小説
夫婦の真似事の果てで
 春の温かさがうたた寝を誘うような、とある日の午後のラッフレナンド城。

「もう…もう、許して下さいよぉ…!」

 自分の”耳”が助けを呼ぶかのような声を捉えたものだから、ヘルムートは急ぎ執務室へと向かっていた。走りたいのはやまやまだが、周りの目があるから落ち着きつつ最短距離で廊下を歩く。

「ほんの、ほんの少しの間だけなんですから…寄り道しないで戻ってきますからぁ…!」
「そんな事を言って、どうせお前は鳥のように飛んで行ってしまうのだろう?
 困った女だ………やはり、首輪をつけておかねばならんか」

 声を荒らげている女の声は、側女のリーファ。人でなし発言をしている男の声は、王であるアランだ。
 リーファの”声”は遠くからでもよく届き、且つ惹かれる声質をしているのだが、今はそれを防ぐアクセサリーを身に着けているので常人と変わらないように聞こえる。

 しかし最近、兵士のカリキュラムに『側女殿の声に惑わされないように集中すべし』という文言が追加されたらしく、リーファの”声”に抗う事を訓練の一環にしているらしい。この為リーファも、プライベートに関わらない範囲でアクセサリーを外すなど対応しているとか。

 つまり今のこの状況は、プライベート過ぎて誰にも聞かれたくない会話だという事だ。

「もうやだぁ………」

 リーファの嘆きに嗚咽が混じった所で、ヘルムートはノックもしないで執務室の扉を開けた。

 ───カチャンッ

「そこまでだよ」

 執務室の扉を開けた先の光景は、概ね想像していた通りだった。
 正面の執務机の先でアランは椅子に腰かけ、リーファはアランの側に立っていた。リーファの腕はアランに掴まれており、半べそかきながらその手を引き剥がそうと必死だ。

「ヘルムートさまぁ………」

 リーファは瑪瑙色の双眸に涙をいっぱい溜めて、ヘルムートに懇願の眼差しを向ける。

 不機嫌に唇を尖らすアランに、ヘルムートは淡々と告げた。

「会話は耳でちゃんと聞いていたよ。だから説明は要らない───さあ、リーファを離すんだ」
「………………」

 むくれたまま、しばしヘルムートを睨んだアランだったが、リーファが顔を青くしてぷるぷると震えだすと、ようやく渋々と彼女から手を離した。

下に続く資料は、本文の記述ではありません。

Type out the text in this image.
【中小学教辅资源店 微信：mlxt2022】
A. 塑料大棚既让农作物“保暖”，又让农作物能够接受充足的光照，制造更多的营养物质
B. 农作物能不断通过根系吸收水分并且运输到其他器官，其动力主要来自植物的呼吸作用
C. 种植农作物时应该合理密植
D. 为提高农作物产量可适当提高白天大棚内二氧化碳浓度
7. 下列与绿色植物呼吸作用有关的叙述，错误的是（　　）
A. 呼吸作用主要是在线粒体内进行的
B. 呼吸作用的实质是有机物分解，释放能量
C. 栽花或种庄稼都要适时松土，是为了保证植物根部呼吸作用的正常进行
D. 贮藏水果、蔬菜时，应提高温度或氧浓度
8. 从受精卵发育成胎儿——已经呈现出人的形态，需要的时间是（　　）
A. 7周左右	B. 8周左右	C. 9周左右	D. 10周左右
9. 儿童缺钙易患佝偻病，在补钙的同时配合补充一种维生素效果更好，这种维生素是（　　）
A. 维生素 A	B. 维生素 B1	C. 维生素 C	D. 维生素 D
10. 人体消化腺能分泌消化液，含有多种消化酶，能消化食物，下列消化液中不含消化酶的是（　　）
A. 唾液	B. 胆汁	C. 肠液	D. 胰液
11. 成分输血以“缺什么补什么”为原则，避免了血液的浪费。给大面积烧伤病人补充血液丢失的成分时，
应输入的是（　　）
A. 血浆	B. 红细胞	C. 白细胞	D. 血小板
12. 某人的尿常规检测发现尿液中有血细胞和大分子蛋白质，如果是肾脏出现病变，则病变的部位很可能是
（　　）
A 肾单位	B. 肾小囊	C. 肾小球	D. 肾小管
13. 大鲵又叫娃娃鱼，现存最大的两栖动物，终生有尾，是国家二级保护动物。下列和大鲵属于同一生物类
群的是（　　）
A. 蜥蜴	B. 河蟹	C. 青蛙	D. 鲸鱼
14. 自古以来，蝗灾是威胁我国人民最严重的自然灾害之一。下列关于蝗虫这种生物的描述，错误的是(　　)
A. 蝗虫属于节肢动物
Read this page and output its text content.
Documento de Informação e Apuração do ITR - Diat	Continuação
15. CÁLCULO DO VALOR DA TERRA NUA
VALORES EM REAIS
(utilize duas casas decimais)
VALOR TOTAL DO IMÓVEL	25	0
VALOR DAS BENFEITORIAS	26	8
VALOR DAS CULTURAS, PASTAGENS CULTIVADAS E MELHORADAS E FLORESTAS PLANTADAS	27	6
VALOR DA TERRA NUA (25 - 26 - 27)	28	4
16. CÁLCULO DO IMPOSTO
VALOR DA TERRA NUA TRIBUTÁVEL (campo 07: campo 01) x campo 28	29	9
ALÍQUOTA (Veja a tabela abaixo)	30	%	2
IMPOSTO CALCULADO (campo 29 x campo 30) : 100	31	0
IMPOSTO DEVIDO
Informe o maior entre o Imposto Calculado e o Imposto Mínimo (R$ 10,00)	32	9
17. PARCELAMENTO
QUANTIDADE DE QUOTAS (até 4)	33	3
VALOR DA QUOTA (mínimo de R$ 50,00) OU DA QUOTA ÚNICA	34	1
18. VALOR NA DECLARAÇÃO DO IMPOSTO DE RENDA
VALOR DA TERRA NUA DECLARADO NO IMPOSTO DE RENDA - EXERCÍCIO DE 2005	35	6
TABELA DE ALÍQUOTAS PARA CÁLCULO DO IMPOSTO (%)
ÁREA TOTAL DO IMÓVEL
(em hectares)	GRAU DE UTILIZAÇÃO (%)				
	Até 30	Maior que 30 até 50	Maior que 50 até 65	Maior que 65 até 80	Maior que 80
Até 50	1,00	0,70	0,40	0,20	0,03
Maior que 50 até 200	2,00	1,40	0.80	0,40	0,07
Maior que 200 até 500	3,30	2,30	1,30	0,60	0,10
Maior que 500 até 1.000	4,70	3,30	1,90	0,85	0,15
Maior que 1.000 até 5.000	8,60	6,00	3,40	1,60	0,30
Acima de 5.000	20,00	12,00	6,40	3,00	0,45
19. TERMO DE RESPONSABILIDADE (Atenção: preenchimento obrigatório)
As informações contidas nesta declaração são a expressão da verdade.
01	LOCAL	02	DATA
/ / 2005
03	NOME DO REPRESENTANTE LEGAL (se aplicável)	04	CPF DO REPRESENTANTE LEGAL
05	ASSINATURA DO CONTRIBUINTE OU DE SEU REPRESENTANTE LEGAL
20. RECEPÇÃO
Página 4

 解放されてほっとしたのも束の間。リーファはすぐさま執務室の扉に小走りで近づく。

「ヘ、ヘルムート様。ありがとうございましたっ」

 すっと道を譲ったヘルムートにお礼を言って、リーファは執務室から出て行った。

 扉も閉めずにぱたぱたと廊下を走って行くリーファの背中に、ヘルムートは慌てて声をかけた。

「あ、今2階は使えないから、上か下に行きなよー」
「え?───あ、は、はいっ」

 ヘルムートの言葉に一瞬振り返り、何とか聞き取ったのだろう。リーファは再び廊下の先へと駆けて行った。

「………………さて、と」

 リーファを見送り執務室の扉を閉め、ヘルムートは不機嫌なアランに向き直る。

「いい加減、機嫌直したらどうなんだい?」
「………別に、機嫌が悪い訳では」
「じゃあ何で、トイレに行きたがっていたリーファに、ココでさせようとしたのかなー?」
「………………………」

 頬杖をつき、アランは沈黙したままそっぽを向いている。

 ───少し前、止められていたにも関わらず、リーファが勝手に城から外出した事があった。

 時間としては数時間程度。日付が変わったか変わらなかったかという位には帰ってきたのだが、その間のアランは相当気を揉んでおり、罰としてリーファには外出禁止が言い渡された。
 リーファも自分勝手な行いを反省しており、その罰を甘んじて受け入れているのだが───

 それからというもの、アランはリーファが視界内に入っていないと気が済まないらしく、あの手この手で側に留めようとするのだ。

 今も、トイレに行きたがっていたリーファに対し、『私は忙しいが、お前は目を離すとどこかに飛んで行きそうだからここでしろ』と無茶振りをしていて、それを慌てて止めに来た形だ。

「あれからリーファはちゃんと君の言う事を聞いてるじゃないか。
 もう君だって怒ってる訳じゃないんだろう?
 いい加減、いつも通りに接してあげてもいいんじゃないか?」
「………………………………」

 アランは黙り込んだまま動かない。聞いてない訳ではないのだろうが、反応したくはないようだ。

(子供じゃないんだからさぁ…)

 言いたいけどその言葉だけは口の中に押し留めた。これを言ったら、もっとこじれてしまう。

 一度拗ねだすと長い事は、付き合いの長いヘルムートはよく知っていた。
 こういう時ヘルムートは、時間が過ぎるのを待つか、別の話を振って感情を逸らすかどちらかをするようにしている。

 今回は別の話を振る事にしてみる。これも、話しておかなければいけない事だ。

「…そういえば話は変わるけど、君たちあの”家”で随分楽しんでるらしいね」
「………何だ、急に」

 案の定、と言うべきか。機嫌は変わらないながらも、アランは渋々顔をこちらに向け反応した。単純だ。

 あの”家”というのは、リャナから借りている”ちょめちょめしないと出られない家”の事だ。略して”ちょめ家”というらしいが、ここでなら”家”と呼んでも分かってくれるのでそう呼んでいる。

「リーファから聞いたよ。
 同衾だけだと思っていたけど、炊事、洗濯、掃除………。
 あの”家”で出来る事は、一通りしてるんだってね。
 君手ずから、料理も振る舞うそうじゃないか。『意外とレパートリーが多い』って彼女喜んでたよ」
「………何が言いたい」

 不満の矛先は、無事ヘルムートに向けられたようだ。

(これで少しはリーファへの束縛も控えめになるといいんだけど)

 と思いながらも、ここで話を締める気はない。こちらの方がある意味重要なのだから。

「───夫婦の真似事は、楽しいかい?」
「…!」

 一瞬で。アランの怒気が膨れ上がる。
 眼光はより鋭く、歯は食いしばり、動揺したのか肩が揺れた。机に置いた手は握り拳を形作っている。
 兵士であれば恐縮するばかりだろうが、アランが腹を立てた程度で竦んでいたら側仕えなど務まるはずがない。

「先の見合いからもう四ヶ月が経ったよ。
 リーファの不調、呪いのごたごたもあったから、なかなか切り出せなかったけど…。
 今日も一件見合いの話が来てたし、もう気持ちを切り替えて行っていいだろう?」
「………………………」
「僕は心配してるんだ。
 君があの”家”に籠って、リーファとの疑似夫婦生活に満足して。